Unsecured Debts: Credit card debt, medical bills, personal loans, and payday loans. Secured Debts: While secured debts like mortgages and car loans are not automatically discharged, a debtor might be able to surrender the property and have the remaining balance discharged. Taxes: Certain types of taxes may be dischargeable if they meet specific criteria.

Chapter 13 Bankruptcy

Secured Debts: Debtors can create a repayment plan to catch up on mortgage arrears or car loan payments. Unsecured Debts: Credit card debt and medical bills can be included in the repayment plan, but the debtor may not be required to pay the full amount. Taxes: Some income tax debts may be dischargeable, but this varies by case. Domestic Support Obligations: Child support and alimony are not dischargeable, but they can be included in a repayment plan. Student Loans: Generally not dischargeable, but in cases of extreme hardship, a portion might be included in the repayment plan.

Secured debts and domestic support obligations are not generally dischargeable, while fraud-related debts and criminal restitution orders are also not dischargeable. Understanding these distinctions can help individuals make informed decisions about bankruptcy.

Non-Dischargeable Debts

Some debts are not dischargeable in either Chapter 7 or Chapter 13 bankruptcy. Here are the most common types:

Non-Dischargeable Debts

Domestic Support Obligations: Child support and alimony are typically not dischargeable. Certain Taxes: Recent income tax liabilities are generally not dischargeable. Student Loans: In most cases, student loans are not dischargeable unless the debtor can prove extreme financial hardship, which is a high threshold. Debts Incurred through Fraud: Debts arising from fraudulent activities like credit card fraud are usually not dischargeable. Criminal Restitution: Debts related to criminal restitution orders are generally not dischargeable.

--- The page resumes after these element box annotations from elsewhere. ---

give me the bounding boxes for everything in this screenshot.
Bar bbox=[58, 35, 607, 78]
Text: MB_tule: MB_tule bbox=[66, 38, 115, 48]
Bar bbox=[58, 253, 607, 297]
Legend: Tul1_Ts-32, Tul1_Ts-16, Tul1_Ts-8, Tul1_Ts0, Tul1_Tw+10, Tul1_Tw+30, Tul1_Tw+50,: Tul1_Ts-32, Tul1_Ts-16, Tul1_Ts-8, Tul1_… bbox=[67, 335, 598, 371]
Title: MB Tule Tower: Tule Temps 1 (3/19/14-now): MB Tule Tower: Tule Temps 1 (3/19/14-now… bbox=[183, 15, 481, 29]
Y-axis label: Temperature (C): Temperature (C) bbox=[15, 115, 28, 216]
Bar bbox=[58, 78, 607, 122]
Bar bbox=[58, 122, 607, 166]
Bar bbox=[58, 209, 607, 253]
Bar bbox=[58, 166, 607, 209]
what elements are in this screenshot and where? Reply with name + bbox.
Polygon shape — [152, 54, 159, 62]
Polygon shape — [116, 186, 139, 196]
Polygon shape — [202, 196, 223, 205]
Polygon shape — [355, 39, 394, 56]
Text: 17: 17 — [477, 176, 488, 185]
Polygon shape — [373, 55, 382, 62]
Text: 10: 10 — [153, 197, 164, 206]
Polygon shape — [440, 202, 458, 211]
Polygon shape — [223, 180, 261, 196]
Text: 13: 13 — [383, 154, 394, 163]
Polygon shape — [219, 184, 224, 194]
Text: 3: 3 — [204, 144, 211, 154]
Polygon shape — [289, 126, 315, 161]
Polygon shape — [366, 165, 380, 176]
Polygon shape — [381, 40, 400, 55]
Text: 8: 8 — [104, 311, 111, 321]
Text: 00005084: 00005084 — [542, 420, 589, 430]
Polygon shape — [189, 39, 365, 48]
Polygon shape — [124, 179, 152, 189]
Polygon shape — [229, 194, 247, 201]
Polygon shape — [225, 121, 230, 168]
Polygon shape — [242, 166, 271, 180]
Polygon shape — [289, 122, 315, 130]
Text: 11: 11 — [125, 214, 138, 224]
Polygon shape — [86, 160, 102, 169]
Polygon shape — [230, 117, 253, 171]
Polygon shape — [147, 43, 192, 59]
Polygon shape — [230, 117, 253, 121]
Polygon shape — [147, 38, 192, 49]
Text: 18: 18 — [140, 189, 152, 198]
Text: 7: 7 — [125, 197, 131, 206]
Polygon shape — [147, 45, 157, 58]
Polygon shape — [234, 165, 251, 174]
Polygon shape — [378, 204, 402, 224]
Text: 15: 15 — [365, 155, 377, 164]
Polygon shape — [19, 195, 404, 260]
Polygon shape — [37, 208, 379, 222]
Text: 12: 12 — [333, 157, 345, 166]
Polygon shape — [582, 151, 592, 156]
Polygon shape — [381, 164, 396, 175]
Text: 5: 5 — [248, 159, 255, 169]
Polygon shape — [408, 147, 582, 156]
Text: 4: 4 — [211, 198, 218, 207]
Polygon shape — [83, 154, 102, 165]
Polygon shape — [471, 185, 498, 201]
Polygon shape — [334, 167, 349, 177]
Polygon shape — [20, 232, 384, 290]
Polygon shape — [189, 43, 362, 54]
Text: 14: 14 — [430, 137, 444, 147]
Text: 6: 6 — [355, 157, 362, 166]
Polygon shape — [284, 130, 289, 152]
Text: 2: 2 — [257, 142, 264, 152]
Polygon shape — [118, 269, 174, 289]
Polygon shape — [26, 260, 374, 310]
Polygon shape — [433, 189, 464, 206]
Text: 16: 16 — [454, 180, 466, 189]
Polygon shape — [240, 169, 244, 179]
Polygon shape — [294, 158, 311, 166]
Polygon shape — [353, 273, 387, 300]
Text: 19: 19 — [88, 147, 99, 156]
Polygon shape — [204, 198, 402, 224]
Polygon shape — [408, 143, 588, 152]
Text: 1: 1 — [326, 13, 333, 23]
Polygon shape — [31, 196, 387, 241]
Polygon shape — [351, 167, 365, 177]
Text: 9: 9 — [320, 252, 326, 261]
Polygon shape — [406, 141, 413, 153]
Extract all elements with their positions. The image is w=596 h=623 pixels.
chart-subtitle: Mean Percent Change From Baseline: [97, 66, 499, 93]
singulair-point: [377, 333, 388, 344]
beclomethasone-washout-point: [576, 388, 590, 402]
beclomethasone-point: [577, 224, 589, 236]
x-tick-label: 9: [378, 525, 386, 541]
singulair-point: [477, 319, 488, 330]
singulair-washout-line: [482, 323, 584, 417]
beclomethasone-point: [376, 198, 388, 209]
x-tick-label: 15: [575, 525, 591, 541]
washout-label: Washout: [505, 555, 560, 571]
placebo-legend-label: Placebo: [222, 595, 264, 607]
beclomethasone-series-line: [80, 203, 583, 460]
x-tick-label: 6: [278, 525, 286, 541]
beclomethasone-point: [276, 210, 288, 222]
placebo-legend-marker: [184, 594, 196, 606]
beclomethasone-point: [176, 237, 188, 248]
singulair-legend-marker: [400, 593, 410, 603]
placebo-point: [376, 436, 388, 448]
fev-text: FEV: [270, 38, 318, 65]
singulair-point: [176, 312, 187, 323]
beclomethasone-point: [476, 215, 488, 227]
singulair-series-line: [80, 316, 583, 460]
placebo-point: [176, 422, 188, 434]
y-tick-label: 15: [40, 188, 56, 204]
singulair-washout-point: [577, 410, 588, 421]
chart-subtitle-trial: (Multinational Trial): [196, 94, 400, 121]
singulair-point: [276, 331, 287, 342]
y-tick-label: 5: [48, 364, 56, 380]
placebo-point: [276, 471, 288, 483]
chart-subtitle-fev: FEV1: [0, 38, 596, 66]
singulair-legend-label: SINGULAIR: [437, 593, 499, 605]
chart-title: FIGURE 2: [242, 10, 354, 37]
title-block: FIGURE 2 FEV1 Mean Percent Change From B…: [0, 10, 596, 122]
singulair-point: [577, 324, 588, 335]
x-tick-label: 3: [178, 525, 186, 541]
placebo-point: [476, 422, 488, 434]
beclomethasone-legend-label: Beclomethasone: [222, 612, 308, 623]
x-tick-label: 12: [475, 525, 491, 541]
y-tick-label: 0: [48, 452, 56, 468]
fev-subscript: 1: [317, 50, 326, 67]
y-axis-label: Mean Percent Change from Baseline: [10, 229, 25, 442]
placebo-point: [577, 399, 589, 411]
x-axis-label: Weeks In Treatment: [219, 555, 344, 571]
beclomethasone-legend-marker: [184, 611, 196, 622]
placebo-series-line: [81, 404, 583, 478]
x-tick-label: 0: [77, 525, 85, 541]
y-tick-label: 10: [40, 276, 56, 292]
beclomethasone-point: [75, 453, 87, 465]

It is crucial to consult with a bankruptcy lawyer to understand the specific circumstances and legal recourse available to you. These issues can be complex, and experienced bankruptcy lawyers can provide valuable guidance. If you need this help, it may be more expensive, but it can save you from potentially much larger financial setbacks that arise from misunderstanding what debts can and cannot be discharged.

Key Takeaways

Most debts can be discharged in bankruptcy, but it is often easier to identify which ones cannot be discharged. Understanding the 'scream or die' rule and common misconceptions can help clarify which debts might be dischargeable in certain circumstances. Secured debts, domestic support obligations, and criminal restitution orders are generally not dischargeable. Consulting with an experienced bankruptcy lawyer is essential to understanding the specific circumstances and legal options available.

To learn more about bankruptcy and how it can help alleviate your debt, consult with a qualified bankruptcy attorney. Finding a knowledgeable and experienced lawyer can provide the guidance needed to navigate this complex process.